Quindi il tema della trasmissione di memoria: quanto si è approfondita dentro la nostra comunità?

Come evidenziato prima, emerge una tendenza ad una sorta di indifferenza, considerando ormai i fatti del ’44 come eventi lontani. Tutto questo, ripeto, si può sposare facilmente con prospettive revisioniste, predisponendo una buona parte dell’opinione pubblica all’idea che, forse, di questi fatti se ne può parlare anche in termini molto laschi, se proprio se ne deve parlare. D’altra parte, la scoperta del cosiddetto “armadio della vergogna” negli anni Novanta e i successivi processi (per Monte Sole dal 2002 al 2008), hanno ridato vitalità e centralità a quegli eventi, con la precisa coscienza che non possono essere dimenticati. Quindi, secondo me, oggi è in atto una dialettica, una sorta di contesa tra queste due tendenze. Una che presta molta attenzione a questi fatti, cercando di non disperderne memoria e significato, prestando particolare attenzione ai pochissimi sopravvissuti. L’altra che si caratterizza per dimenticanza e annacquamento, in una sorta di notte in cui tutte le vacche sono nere, con responsabilità tendenziosamente e confusamente diffuse tra tutti i soggetti allora presenti e agenti. In questo senso, il passaggio generazionale della memoria, che si deve accompagnare al vaglio critico della storia, è strategico per il futuro di Monte Sole e il fatto che molti figli, nipoti o pronipoti del nostro territorio non ricevano dai genitori, nonni o bisnonni un patrimonio di ricordi e di esempi, deve costituire per noi un problema e un impegno. Siamo in una fase molto importante perché ci giochiamo una prospettiva: se Monte Sole si cristallizzerà come un nodo centrale della storia repubblicana che tutti devono ricordare (come Garibaldi e i Mille, per intenderci), diventando un elemento di una storia unitaria europea o se al contrario, quella storia, con tutto il suo portato, perderà vigore, a partire dalle comunità che ne vissero la tragedia.

Nonostante ne abbia già accennato, come sono cambiati i giovani che si avvicinano a Monte Sole?

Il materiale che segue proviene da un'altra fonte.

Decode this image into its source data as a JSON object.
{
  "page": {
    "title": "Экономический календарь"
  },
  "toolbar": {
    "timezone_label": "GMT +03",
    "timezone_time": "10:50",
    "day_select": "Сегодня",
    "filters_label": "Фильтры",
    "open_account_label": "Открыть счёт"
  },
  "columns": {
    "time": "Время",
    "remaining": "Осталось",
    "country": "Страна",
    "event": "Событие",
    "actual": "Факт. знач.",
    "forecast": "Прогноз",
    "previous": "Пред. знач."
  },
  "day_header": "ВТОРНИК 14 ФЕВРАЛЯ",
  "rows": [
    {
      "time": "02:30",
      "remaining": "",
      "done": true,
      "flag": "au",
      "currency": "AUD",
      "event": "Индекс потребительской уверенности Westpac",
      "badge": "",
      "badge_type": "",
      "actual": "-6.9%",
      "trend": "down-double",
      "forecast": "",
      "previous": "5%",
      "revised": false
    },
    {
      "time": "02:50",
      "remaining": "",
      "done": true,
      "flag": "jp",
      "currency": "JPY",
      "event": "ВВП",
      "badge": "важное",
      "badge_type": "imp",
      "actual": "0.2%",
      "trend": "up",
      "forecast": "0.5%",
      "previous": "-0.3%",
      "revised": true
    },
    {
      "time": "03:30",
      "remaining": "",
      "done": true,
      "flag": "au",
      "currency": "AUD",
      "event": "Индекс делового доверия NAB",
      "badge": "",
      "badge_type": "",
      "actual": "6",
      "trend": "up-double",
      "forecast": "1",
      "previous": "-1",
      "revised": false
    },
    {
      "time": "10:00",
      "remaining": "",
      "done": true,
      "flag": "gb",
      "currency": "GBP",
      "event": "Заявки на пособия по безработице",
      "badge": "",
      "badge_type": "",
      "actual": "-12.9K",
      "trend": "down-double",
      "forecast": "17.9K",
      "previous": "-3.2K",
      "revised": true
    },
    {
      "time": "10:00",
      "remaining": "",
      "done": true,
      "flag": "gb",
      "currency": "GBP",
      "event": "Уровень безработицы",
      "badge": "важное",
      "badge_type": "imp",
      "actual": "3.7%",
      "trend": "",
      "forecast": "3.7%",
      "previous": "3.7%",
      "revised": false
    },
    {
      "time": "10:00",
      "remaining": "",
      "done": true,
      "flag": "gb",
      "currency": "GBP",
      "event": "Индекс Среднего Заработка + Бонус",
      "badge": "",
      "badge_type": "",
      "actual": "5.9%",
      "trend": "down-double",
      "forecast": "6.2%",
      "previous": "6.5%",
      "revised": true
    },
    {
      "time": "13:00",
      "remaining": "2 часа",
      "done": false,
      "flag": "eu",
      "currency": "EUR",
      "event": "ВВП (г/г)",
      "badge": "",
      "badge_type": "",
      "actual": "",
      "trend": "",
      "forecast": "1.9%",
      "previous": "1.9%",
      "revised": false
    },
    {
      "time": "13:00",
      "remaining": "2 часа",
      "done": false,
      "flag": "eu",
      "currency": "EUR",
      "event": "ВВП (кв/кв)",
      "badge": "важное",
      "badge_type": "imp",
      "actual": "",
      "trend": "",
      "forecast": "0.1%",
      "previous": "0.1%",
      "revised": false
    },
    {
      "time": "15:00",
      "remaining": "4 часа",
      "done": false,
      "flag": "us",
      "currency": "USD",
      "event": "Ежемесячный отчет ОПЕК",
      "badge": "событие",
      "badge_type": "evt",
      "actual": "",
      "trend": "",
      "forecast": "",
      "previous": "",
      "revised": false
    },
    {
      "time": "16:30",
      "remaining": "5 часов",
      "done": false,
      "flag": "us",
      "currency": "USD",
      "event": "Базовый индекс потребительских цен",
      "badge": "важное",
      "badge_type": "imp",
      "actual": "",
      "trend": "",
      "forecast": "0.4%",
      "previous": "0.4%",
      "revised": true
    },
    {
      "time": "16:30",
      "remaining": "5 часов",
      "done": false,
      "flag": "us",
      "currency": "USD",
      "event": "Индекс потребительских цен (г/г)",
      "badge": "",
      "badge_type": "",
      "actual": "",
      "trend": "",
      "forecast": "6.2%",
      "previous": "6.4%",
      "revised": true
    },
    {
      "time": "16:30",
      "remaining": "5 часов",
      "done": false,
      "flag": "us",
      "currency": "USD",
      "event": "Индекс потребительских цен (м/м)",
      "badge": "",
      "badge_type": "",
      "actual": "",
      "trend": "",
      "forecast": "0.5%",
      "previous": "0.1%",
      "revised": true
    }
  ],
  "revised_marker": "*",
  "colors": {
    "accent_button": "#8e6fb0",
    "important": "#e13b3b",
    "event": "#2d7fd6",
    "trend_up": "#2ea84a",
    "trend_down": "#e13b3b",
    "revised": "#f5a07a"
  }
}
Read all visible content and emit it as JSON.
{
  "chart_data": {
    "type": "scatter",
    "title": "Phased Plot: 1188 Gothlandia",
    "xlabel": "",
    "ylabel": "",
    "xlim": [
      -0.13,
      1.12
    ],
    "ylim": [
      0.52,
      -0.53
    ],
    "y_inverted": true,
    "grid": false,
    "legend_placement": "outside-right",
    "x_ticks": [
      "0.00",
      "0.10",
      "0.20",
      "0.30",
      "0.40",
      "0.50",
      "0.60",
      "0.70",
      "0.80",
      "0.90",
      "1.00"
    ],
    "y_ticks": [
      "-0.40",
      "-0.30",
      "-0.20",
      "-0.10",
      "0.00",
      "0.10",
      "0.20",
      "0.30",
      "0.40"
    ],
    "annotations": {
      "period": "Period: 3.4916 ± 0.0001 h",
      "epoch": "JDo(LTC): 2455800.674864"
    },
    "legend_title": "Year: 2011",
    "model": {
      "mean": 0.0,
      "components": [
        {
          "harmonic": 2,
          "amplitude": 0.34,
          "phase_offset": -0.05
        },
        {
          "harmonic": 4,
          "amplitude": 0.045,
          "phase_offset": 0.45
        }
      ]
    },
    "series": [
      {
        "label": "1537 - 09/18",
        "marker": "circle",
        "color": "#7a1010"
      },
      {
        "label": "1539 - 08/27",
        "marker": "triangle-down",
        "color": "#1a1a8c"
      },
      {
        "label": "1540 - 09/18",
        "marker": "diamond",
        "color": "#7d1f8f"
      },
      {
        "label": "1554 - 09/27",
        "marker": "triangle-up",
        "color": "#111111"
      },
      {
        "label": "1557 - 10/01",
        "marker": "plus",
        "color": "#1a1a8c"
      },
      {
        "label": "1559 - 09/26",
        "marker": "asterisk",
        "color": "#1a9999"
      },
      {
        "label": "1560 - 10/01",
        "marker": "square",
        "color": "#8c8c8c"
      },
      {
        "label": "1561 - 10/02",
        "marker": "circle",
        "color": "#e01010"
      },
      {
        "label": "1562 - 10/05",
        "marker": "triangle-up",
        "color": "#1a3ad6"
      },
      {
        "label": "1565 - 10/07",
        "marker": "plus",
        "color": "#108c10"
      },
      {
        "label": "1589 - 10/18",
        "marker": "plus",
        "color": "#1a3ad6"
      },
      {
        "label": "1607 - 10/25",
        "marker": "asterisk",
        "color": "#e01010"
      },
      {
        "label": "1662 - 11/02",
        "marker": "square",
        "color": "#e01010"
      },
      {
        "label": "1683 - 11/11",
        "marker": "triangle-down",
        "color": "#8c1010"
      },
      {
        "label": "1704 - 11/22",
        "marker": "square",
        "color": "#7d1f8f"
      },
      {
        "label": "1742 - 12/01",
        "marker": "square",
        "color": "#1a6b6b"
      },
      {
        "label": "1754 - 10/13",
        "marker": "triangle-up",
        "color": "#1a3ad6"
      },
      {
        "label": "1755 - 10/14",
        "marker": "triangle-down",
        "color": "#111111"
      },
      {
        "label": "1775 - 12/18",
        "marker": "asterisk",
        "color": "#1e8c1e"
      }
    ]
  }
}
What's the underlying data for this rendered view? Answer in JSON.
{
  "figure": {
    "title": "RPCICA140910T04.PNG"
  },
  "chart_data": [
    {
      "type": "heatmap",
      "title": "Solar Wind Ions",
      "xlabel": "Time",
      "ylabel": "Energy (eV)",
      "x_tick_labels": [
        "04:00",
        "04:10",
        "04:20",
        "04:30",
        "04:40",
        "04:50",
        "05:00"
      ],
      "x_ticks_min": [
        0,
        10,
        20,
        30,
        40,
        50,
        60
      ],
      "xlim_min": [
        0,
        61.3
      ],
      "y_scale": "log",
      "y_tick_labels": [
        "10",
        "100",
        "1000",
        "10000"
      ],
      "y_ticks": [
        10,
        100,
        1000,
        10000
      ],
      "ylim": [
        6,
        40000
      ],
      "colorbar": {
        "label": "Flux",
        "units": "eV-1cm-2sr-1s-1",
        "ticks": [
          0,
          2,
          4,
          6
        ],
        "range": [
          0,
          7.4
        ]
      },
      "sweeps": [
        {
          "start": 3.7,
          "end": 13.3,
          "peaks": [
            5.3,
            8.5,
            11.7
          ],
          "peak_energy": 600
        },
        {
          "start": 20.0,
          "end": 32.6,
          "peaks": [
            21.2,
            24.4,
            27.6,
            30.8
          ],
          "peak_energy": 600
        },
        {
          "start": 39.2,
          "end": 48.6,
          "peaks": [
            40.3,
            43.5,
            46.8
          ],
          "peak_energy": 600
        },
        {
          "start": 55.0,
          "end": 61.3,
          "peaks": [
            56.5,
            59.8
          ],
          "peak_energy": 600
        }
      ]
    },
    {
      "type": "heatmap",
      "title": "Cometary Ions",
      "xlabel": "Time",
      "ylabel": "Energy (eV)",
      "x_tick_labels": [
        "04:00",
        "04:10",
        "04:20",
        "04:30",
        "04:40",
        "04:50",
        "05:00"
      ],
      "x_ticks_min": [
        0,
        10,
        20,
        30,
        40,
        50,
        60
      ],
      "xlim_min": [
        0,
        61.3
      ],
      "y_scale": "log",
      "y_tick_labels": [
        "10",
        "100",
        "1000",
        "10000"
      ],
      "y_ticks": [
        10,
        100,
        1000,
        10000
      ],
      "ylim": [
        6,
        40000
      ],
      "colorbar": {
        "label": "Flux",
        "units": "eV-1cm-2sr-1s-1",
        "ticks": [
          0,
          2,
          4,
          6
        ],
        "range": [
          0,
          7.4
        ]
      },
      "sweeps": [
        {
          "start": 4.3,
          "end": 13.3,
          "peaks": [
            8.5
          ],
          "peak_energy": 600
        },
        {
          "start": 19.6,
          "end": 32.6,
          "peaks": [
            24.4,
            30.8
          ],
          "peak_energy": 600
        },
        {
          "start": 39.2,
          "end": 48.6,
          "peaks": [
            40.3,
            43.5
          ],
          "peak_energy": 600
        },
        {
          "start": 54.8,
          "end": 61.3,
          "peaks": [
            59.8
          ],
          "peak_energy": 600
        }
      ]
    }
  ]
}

Io ho molta fiducia nelle generazioni future. Faccio un esempio. Una delle altre attività che il Comitato sta sviluppando in questi anni è quella di sostenere i viaggi della memoria, organizzati dall’A.N.E.D., Associazione Nazionale Ex Deportati, nei campi di concentramento, favorendo la partecipazione delle ragazze e dei ragazzi dei tre comuni. Quest’anno ho avuto l’opportunità di accompagnare studentesse e studenti di terza media di Monzuno e alcuni altre allieve e allievi di Marzabotto e sono rimasto favorevolmente colpito da come hanno reagito. Il nostro collaboratore per la didattica, il prof. Tito Menzani, che lavora con le scuole ormai da tre anni in maniera sistematica, ha riscontrato un interesse e una sensibilità spiccata nei ragazzi. Quindi, la volontà è quella di proseguire in questo lavoro di mantenimento di una memoria “attiva”, che guarda al domani e non al passato e che guarda a cosa vuol dire costruire una cittadinanza aperta, solidale e non velleitaria. Per questo credo che il Comitato debba essere in grado di interloquire con le crisi di oggi (basti pensare all’Ucraina e al Medio Oriente). Bisogna essere presenti nelle questioni che ci interrogano adesso. Monte Sole cosa ci può dire? Ci può essere da guida, da luce che illumini una via piuttosto che un’altra? Questa è una sfida interessante e io credo che i ragazzi abbiano voglia di affrontarla e noi dobbiamo essere attenti e disponibili per un ascolto ed un’interlocuzione sinceri.